My brother-in-law Sean was in Rome, near the Canadian embassy where he was on official business. He stopped into an enoteca (like a fancy Italian deli), where he came across some small bottles of what he thought to be fine balsamic. “But then a very sophisticated Englishman came up to me," says Sean, "and explained that when roasting pork or chicken he adds a few drops of colatura to enrich the meat.” Apparently, this amber-hued liquid has been around since the time of Nero, and you’ll never taste anything quite like it. (Not cheap, this 100ml bottle cost Sean around $20.)

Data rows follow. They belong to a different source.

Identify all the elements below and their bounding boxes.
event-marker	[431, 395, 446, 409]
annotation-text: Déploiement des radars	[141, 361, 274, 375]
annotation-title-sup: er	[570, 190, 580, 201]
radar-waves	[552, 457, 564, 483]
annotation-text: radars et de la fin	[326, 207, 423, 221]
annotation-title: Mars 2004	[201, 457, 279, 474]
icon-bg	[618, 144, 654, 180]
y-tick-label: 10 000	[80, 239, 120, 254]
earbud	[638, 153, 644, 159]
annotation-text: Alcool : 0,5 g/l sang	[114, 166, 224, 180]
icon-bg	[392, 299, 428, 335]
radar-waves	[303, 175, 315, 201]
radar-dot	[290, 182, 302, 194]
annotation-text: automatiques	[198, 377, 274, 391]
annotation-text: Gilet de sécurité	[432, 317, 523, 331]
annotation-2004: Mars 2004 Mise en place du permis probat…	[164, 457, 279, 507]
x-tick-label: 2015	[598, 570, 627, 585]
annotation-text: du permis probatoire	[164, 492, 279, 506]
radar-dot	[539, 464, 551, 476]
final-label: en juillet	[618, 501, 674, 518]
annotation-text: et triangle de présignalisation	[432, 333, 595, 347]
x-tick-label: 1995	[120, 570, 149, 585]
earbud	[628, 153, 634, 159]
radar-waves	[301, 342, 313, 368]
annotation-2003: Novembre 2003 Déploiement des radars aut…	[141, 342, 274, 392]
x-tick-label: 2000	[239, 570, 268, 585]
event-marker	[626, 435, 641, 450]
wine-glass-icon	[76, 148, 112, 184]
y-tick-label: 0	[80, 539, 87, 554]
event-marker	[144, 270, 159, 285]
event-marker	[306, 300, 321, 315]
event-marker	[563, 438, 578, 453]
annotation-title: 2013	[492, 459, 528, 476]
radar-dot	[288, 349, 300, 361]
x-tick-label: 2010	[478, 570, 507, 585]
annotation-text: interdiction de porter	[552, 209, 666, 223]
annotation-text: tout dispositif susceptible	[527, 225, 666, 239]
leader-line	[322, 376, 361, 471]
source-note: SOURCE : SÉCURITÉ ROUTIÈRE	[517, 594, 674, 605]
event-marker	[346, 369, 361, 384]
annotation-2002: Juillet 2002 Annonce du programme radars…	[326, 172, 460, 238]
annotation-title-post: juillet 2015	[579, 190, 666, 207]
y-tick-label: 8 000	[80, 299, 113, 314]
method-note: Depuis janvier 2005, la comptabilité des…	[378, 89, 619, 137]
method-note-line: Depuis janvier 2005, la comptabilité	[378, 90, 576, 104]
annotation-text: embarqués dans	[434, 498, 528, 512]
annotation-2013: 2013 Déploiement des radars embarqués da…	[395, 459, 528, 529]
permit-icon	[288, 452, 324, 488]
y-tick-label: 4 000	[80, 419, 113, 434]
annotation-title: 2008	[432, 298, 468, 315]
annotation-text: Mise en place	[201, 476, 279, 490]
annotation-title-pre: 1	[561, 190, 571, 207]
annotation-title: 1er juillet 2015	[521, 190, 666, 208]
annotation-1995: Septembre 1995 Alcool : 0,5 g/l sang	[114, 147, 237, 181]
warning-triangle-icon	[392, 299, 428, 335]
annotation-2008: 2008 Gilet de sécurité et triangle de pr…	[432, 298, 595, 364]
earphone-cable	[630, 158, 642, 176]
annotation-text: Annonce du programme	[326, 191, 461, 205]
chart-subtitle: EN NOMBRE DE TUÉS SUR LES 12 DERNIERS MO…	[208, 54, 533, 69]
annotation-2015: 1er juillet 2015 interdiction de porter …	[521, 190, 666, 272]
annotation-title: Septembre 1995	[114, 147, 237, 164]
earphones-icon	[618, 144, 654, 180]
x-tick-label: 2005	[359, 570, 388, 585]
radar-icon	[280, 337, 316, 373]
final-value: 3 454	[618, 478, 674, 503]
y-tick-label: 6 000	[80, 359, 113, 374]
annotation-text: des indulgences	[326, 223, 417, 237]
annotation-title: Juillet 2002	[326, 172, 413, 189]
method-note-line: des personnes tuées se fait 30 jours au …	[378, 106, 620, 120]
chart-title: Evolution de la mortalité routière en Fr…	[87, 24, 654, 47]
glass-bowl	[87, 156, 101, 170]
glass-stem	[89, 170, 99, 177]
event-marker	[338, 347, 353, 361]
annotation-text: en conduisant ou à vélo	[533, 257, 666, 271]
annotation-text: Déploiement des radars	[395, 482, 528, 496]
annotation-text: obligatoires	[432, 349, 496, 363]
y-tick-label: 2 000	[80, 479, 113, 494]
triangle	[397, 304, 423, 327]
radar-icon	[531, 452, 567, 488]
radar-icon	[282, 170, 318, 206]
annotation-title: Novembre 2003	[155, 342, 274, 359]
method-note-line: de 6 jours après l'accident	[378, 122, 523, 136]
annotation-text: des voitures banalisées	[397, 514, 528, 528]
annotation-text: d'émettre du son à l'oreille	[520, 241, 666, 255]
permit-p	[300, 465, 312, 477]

Before I cracked open the bottle I did some research. Turns out Colatura di Alici is an ancient convenience food (thought by most to be what ancient Romans called garum) that adds great anchovy flavour to a dish without having to fillet, rinse and chop the fish. It's the essence of anchovy. (Think of it as Thai fish sauce in killer stilettos with an Italian swagger, maybe even smoking a cigar.)

The colatura Sean bought me comes from a little fishing village called Cetara on the Amalfi Coast. When the fish are caught during summer, the Cetaresi throw them into wooden barrels, alternating layers with handfuls of salt, then pressing the layers down with a lid weighted with rocks. By December, the anchovies have produced a clear fragrant amber juice – anchovy sauce, and a hole is poked in the bottom of the barrel to drain the colatura.

The most common use is make a "salsetta" by mixing a few tablespoons of extra virgin olive oil with a clove or two of crushed garlic and a teaspoon of colatura. Toss this easy instant sauce with spaghetti, swiss chard, mushrooms, rapini or plain old potatoes.

4 comments:

Megan Carroll said...

That sounds great. Fish sauce is a bit of a theme for me right now, so this a very timely post. Cheers.

Amy said...

I actually just used some in place of Thai fish sauce and it worked like a charm. The beauty here is that you don't have to buy a huge bottle of it a la most Thai brands.

Anonymous said...

Amy...before you tell people to visit Arizona...you might want to read up on Valley Fever. Do a little digging and you may never go back to AZ again. As a Canadian who lived in Phoenix and Tucson and caught "the best kept secret in AZ"...as they call it...I now carry this little fungus in my lungs and no MD in Canada knows anything about it. If i get sick...they will have to call the specialists in AZ.

Amy said...

Anonymous, I guess you're referring to my onAir story from last month. While I'm sorry you're not feeling well, if travel writers stopped writing about all of the places where people got sick, there would be nowhere left for us to write about.